Posted on 02 May 2012 by LeslieM

By Emily Rosen

ERosen424@aol.com

www.emilyrosen424.com

I am the female half of a mixed marriage. It wasn’t always thus. My husband converted from the political party of our youthful courtship to “the other.” I have remained more or less in the fold – leaning toward independent.

I’ll be honest. This is not a particularly bonding situation. It has had two significant effects. One is good. One is not-so.

I’ll work backwards. In the “not-so” category, whenever he begins to spew “talking points” and arguments of personal destruction, I simply walk out of the room.

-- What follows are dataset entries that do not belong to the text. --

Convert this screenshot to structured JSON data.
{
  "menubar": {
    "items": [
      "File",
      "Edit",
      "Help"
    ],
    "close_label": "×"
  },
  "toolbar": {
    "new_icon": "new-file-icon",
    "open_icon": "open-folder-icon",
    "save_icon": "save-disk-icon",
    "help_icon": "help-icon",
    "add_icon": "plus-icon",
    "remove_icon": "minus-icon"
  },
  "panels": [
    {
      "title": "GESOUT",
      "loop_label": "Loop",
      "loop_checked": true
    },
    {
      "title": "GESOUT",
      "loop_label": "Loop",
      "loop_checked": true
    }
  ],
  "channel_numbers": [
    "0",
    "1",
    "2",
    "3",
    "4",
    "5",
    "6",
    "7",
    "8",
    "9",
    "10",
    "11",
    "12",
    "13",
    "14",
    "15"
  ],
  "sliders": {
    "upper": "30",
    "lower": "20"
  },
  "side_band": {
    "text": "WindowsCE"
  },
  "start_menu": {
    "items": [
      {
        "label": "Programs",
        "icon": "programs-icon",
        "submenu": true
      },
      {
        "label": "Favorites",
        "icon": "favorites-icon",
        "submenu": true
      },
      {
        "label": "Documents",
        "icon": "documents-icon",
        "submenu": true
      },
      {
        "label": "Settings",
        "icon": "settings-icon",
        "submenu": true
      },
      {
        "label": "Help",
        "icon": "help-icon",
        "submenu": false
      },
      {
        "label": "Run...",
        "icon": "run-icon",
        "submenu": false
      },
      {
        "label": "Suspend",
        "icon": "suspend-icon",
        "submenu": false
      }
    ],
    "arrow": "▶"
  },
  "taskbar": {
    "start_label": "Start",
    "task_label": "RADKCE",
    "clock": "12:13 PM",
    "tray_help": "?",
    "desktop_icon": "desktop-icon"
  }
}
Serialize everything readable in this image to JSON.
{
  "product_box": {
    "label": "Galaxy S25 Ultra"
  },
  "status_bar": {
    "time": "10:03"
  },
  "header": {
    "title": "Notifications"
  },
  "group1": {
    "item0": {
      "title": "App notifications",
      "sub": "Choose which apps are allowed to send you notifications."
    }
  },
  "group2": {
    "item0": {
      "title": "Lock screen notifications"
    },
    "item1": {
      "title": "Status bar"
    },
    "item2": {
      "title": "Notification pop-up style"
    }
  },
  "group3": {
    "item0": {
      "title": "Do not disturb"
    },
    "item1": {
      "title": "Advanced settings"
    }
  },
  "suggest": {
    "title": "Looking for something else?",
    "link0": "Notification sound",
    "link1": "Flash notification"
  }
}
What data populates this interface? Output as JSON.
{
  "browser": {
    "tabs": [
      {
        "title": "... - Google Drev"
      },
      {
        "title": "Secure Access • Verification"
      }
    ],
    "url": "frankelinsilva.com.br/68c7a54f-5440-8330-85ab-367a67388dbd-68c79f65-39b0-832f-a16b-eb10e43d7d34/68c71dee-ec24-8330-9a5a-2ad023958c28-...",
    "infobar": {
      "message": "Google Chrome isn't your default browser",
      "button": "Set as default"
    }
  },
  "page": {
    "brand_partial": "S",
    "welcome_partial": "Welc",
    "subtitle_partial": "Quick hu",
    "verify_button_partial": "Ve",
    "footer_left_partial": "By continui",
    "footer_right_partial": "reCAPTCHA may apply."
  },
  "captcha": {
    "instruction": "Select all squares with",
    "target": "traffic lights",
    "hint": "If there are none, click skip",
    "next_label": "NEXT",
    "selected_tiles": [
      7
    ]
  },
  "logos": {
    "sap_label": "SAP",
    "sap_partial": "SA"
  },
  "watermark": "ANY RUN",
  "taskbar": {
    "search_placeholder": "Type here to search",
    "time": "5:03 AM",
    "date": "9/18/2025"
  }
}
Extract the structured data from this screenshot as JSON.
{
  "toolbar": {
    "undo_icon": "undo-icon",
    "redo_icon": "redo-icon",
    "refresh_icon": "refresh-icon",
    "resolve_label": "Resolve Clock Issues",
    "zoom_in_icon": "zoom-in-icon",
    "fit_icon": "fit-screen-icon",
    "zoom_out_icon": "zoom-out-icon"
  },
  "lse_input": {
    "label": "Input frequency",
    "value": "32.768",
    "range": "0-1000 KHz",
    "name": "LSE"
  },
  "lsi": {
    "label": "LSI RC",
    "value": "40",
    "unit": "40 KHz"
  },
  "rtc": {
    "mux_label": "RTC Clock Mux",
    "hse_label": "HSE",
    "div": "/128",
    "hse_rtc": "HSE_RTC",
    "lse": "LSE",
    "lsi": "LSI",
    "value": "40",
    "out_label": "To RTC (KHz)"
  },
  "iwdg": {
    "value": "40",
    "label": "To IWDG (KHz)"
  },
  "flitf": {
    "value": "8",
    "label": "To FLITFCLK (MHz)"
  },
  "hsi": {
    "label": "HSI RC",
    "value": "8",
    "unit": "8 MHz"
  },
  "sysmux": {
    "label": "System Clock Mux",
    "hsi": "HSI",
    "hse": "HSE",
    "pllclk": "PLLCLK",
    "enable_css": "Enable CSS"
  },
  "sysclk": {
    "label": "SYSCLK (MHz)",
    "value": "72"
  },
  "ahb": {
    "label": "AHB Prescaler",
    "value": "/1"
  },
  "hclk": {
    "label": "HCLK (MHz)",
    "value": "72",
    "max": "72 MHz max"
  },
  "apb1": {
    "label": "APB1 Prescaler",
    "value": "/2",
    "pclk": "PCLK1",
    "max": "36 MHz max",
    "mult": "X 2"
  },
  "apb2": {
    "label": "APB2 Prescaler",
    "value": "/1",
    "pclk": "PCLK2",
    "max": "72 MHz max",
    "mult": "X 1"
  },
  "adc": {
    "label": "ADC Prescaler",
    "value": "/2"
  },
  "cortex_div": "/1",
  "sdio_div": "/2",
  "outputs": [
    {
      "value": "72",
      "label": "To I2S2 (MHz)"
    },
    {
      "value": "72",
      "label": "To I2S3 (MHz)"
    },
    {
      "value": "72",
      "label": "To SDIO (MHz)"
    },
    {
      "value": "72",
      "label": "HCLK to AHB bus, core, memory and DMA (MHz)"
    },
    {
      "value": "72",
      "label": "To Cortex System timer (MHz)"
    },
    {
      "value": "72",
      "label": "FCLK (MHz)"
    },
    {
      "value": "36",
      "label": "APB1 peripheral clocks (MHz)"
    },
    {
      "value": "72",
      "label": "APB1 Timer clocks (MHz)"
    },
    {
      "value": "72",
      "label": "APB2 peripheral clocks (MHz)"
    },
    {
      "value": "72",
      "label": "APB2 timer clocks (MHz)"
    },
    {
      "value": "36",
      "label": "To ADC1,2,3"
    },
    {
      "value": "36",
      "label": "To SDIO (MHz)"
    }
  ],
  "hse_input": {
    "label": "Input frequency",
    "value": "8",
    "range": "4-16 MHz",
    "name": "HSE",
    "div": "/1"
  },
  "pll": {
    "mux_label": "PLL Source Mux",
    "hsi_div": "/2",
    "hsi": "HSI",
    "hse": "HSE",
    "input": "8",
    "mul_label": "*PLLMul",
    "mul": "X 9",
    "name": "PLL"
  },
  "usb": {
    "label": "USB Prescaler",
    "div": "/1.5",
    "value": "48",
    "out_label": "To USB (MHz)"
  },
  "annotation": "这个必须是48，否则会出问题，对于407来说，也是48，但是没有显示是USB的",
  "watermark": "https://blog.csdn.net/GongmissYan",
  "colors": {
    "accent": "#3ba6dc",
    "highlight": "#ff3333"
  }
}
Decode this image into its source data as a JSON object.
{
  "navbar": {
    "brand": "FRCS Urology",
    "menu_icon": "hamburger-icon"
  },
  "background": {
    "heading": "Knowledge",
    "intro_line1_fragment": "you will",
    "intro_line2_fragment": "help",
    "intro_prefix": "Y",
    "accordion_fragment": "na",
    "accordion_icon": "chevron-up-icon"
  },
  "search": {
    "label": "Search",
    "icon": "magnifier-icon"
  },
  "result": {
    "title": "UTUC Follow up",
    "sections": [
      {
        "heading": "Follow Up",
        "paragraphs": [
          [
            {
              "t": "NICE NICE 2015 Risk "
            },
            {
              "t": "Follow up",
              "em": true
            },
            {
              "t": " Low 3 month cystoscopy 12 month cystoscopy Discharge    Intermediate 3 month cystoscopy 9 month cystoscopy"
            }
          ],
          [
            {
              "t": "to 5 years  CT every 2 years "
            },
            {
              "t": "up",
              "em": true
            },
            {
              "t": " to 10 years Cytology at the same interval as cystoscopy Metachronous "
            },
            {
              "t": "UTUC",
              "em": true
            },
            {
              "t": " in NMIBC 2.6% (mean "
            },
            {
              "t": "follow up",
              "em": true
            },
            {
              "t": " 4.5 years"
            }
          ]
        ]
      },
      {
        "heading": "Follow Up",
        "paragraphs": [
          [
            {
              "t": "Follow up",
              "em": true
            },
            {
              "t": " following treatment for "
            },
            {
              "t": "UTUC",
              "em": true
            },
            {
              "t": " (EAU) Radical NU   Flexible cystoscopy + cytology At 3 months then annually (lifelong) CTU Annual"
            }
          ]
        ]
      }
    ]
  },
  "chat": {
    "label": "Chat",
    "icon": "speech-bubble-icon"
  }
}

However, when he is rational and honest and I hear the words coming from a sincere belief system, he opens my mind to thoughtful re-evaluation of my own long term DNA-held positions that I grant are more emotional than rational.

As a people, we desperately need to acknowledge that deeply-held, sincere convictions exist on both sides of every issue.

And aside from motivations of greed, political advantage, power plays and extreme hubris, it is a healthy environment that encourages civil dissent and the articulation of

reasons behind positions that are divergent.

Trouble is most people come to politics from places other than thought and study and true understanding of issues. They/we are influenced first by parental upbringing, then by community of peers and, then, by a combination of personal experiences, influential mentors, intensive readings and the media.

Wouldn’t you love to hear an intelligent debate by candidates on the role of government in society – including where and why there should be limitations, logical and without rancor?

And wouldn’t you love to hear an intelligent debate – without name calling and attributions of ill will – on the subject of healthcare, including how to balance the limit of expenditures with the needs of an ever long-living society?

And how about a quiet and thoughtful two-way discussion on immigration policy, balancing the practical societal problems presented by illegal entry, the obstacles to legitimate citizenship and the demand by industry for low-wage workers?

And, although it is commonly acknowledged that the U.S. is way down on the ladder of well-educated citizens, those required to meet the needs of a global economy, we have not

yet acted on the many proposals to bring us up to par. And how do we secure an ever-collapsing infrastructure?

I truly believe that, with passions set aside, there will be more theoretical agreements than anyone can now envision. Where, other than in highbrow think tank circles, are these issues, and other significant ones, brought to the average “Joe” and “Josie” in independent nonpartisan venues?

This “rant” is a plea for balance, open mindedness and acknowledgement of some merit to the position of “the other.” We know that, in the months to come, we will be bombarded (tortured?) with attack ads from both sides. We know that they will include exaggerations, words taken out of context, some downright deliberate distortions of facts and, no doubt, a good percentage of fear mongering. Both sides will be equally responsible for distribution of divisive material. While we’re waiting – let’s just listen – to the other side.